Brillio’s agentic AI accelerators automate hypothesis generation, biomarker identification, and molecular profiling, enabling research teams to uncover novel therapeutic opportunities with greater speed and precision. By embedding domain-trained agents across early discovery workflows, Brillio helps life sciences organizations achieve a 30% reduction in drug discovery operational costs while maintaining scientific rigor and compliance standards.

ADAM (Agentic Data and Application Management) is Brillio’s flagship AI platform that brings together modular agent libraries, blueprint libraries, and reusable AI assets specifically tuned for molecule-to-market impact. Life sciences enterprises using ADAM benefit from 3x faster delivery, with domain-trained agents embedded across research, clinical, regulatory, and commercial workflows to accelerate every stage from target discovery through launch readiness.

Brillio’s patient screening accelerators use precise AI-driven workflows that match eligible patients to trials by drawing on EHR data, genomics, and social determinants of health. This approach reduces recruitment timelines and improves enrollment accuracy, helping clinical operations teams address one of the most persistent bottlenecks in trial execution.

Brillio’s Decentralized Trials Acceleration capability streamlines remote monitoring, electronic consent, and virtual site operations through purpose-built agentic workflows, enabling scalable, patient-centric trials with improved diversity and retention. For clinical operations leaders, this means greater geographic reach and reduced dependency on traditional site infrastructure, without sacrificing oversight or compliance.

Brillio builds GxP and 21 CFR Part 11 compliance directly into its AI architecture through an AI-first SDLC infused with observability, auditability, and lifecycle governance. Its PHI-safe infrastructure and ADAM-powered solutions are designed for global regulatory environments, giving life sciences enterprises the enterprise-grade assurance they need to deploy AI confidently in regulated workflows.

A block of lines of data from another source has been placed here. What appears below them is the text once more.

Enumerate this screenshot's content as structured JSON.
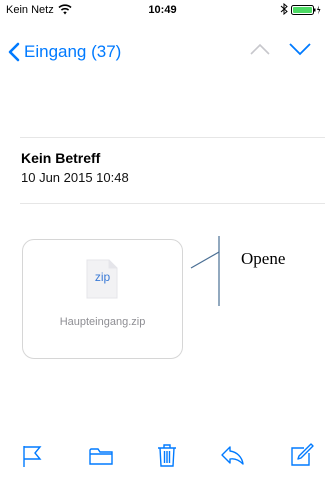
{
  "status_bar": {
    "carrier": "Kein Netz",
    "time": "10:49",
    "icons": [
      "wifi-icon",
      "bluetooth-icon",
      "battery-icon"
    ]
  },
  "nav_bar": {
    "back_label": "Eingang (37)",
    "icons": [
      "chevron-left-icon",
      "chevron-up-icon",
      "chevron-down-icon"
    ]
  },
  "message": {
    "subject": "Kein Betreff",
    "date": "10 Jun 2015 10:48"
  },
  "attachment": {
    "type_label": "zip",
    "file_name": "Haupteingang.zip"
  },
  "overlay": {
    "text": "Opene"
  },
  "toolbar": {
    "icons": [
      "flag-icon",
      "folder-icon",
      "trash-icon",
      "reply-icon",
      "compose-icon"
    ]
  },
  "colors": {
    "accent": "#007aff",
    "battery": "#4cd964",
    "divider": "#e6e6e6",
    "secondary_text": "#8e8e93"
  }
}
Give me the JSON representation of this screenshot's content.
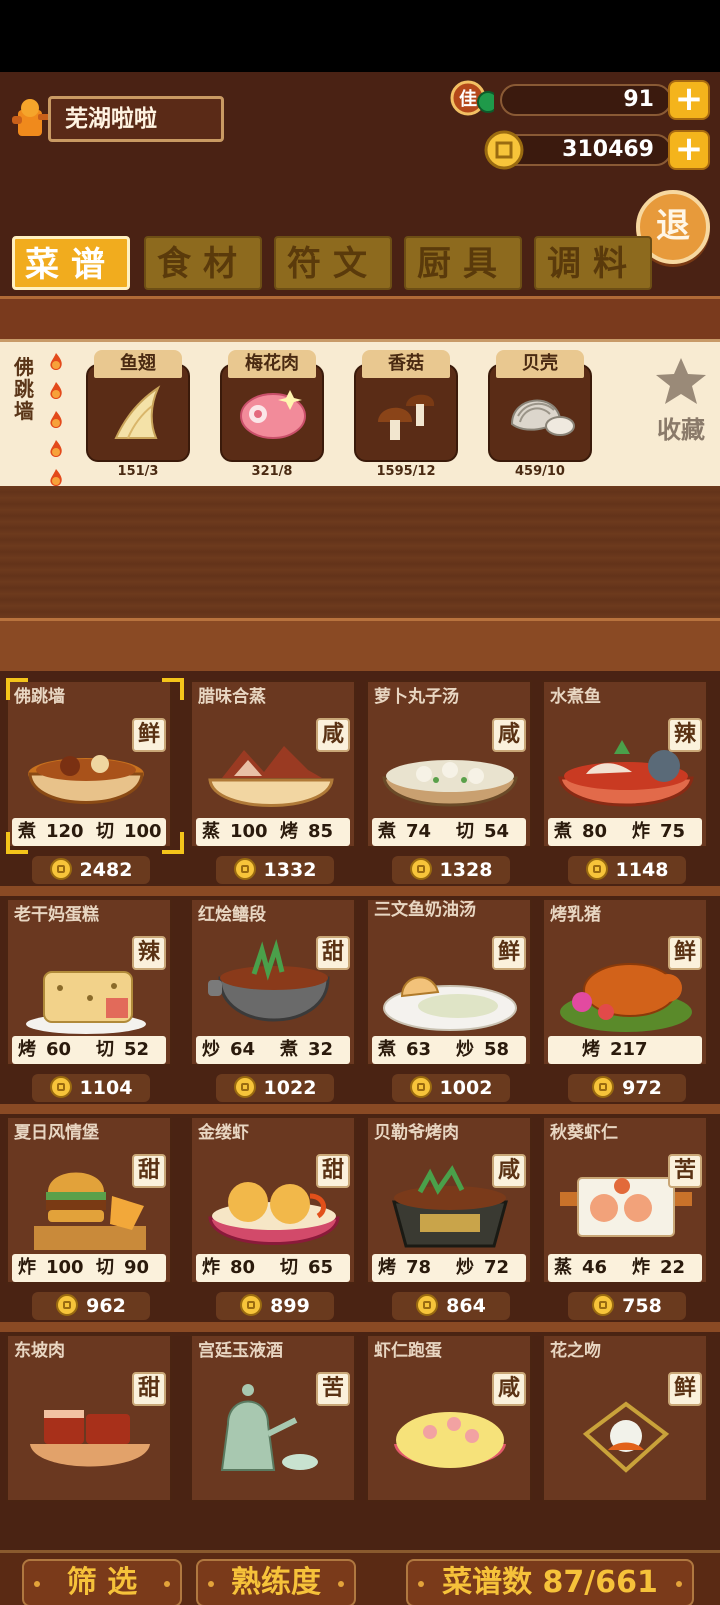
{
  "player": {
    "name": "芜湖啦啦"
  },
  "currencies": [
    {
      "icon": "jade-icon",
      "badge": "佳",
      "value": "91"
    },
    {
      "icon": "coin-icon",
      "value": "310469"
    }
  ],
  "exit_label": "退",
  "tabs": [
    {
      "label": "菜谱",
      "active": true
    },
    {
      "label": "食材",
      "active": false
    },
    {
      "label": "符文",
      "active": false
    },
    {
      "label": "厨具",
      "active": false
    },
    {
      "label": "调料",
      "active": false
    }
  ],
  "selected_recipe": {
    "name": "佛跳墙",
    "stars": 5,
    "ingredients": [
      {
        "name": "鱼翅",
        "count": "151/3"
      },
      {
        "name": "梅花肉",
        "count": "321/8"
      },
      {
        "name": "香菇",
        "count": "1595/12"
      },
      {
        "name": "贝壳",
        "count": "459/10"
      }
    ],
    "favorite_label": "收藏"
  },
  "recipes": [
    {
      "name": "佛跳墙",
      "flavor": "鲜",
      "s1": "煮",
      "v1": "120",
      "s2": "切",
      "v2": "100",
      "price": "2482"
    },
    {
      "name": "腊味合蒸",
      "flavor": "咸",
      "s1": "蒸",
      "v1": "100",
      "s2": "烤",
      "v2": "85",
      "price": "1332"
    },
    {
      "name": "萝卜丸子汤",
      "flavor": "咸",
      "s1": "煮",
      "v1": "74",
      "s2": "切",
      "v2": "54",
      "price": "1328"
    },
    {
      "name": "水煮鱼",
      "flavor": "辣",
      "s1": "煮",
      "v1": "80",
      "s2": "炸",
      "v2": "75",
      "price": "1148"
    },
    {
      "name": "老干妈蛋糕",
      "flavor": "辣",
      "s1": "烤",
      "v1": "60",
      "s2": "切",
      "v2": "52",
      "price": "1104"
    },
    {
      "name": "红烩鳝段",
      "flavor": "甜",
      "s1": "炒",
      "v1": "64",
      "s2": "煮",
      "v2": "32",
      "price": "1022"
    },
    {
      "name": "三文鱼奶油汤",
      "flavor": "鲜",
      "s1": "煮",
      "v1": "63",
      "s2": "炒",
      "v2": "58",
      "price": "1002"
    },
    {
      "name": "烤乳猪",
      "flavor": "鲜",
      "s1": "烤",
      "v1": "217",
      "s2": "",
      "v2": "",
      "price": "972"
    },
    {
      "name": "夏日风情堡",
      "flavor": "甜",
      "s1": "炸",
      "v1": "100",
      "s2": "切",
      "v2": "90",
      "price": "962"
    },
    {
      "name": "金缕虾",
      "flavor": "甜",
      "s1": "炸",
      "v1": "80",
      "s2": "切",
      "v2": "65",
      "price": "899"
    },
    {
      "name": "贝勒爷烤肉",
      "flavor": "咸",
      "s1": "烤",
      "v1": "78",
      "s2": "炒",
      "v2": "72",
      "price": "864"
    },
    {
      "name": "秋葵虾仁",
      "flavor": "苦",
      "s1": "蒸",
      "v1": "46",
      "s2": "炸",
      "v2": "22",
      "price": "758"
    },
    {
      "name": "东坡肉",
      "flavor": "甜"
    },
    {
      "name": "宫廷玉液酒",
      "flavor": "苦"
    },
    {
      "name": "虾仁跑蛋",
      "flavor": "咸"
    },
    {
      "name": "花之吻",
      "flavor": "鲜"
    }
  ],
  "bottom": {
    "filter_label": "筛 选",
    "proficiency_label": "熟练度",
    "recipe_count_label": "菜谱数 87/661"
  },
  "colors": {
    "accent": "#f1ac1e",
    "background": "#4a2214",
    "panel": "#6a3820"
  }
}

Brillio embeds agentic AI across the existing technology stacks that pharma and life sciences enterprises already rely on, including Veeva, Salesforce, Snowflake, Adobe, ServiceNow, and Databricks. This deep platform integration ensures that AI capabilities for clinical research, commercial operations, and patient engagement are delivered seamlessly rather than as isolated point solutions.

Life sciences enterprises working with Brillio have achieved a 72% increase in customer engagement with AI, a 33% improvement in time to therapy, and recipe authoring time reduced from 60 hours to 1.2 hours. These outcomes reflect Brillio’s ability to deliver quantifiable, cross-functional impact across both R&D and commercial operations using adaptive AI agents and purpose-built accelerators.

Brillio’s cross-functional AI-native squads, trained in GenAI, prompt engineering, and agent design, bring both scientific and engineering depth to every stage of the life sciences value chain, from early discovery through regulatory submissions and commercial launch. By combining GenAI copilots with modular agent libraries, Brillio’s consulting approach operationalizes intelligence across R&D, safety, medical affairs, and commercial operations as a unified, continuous workflow.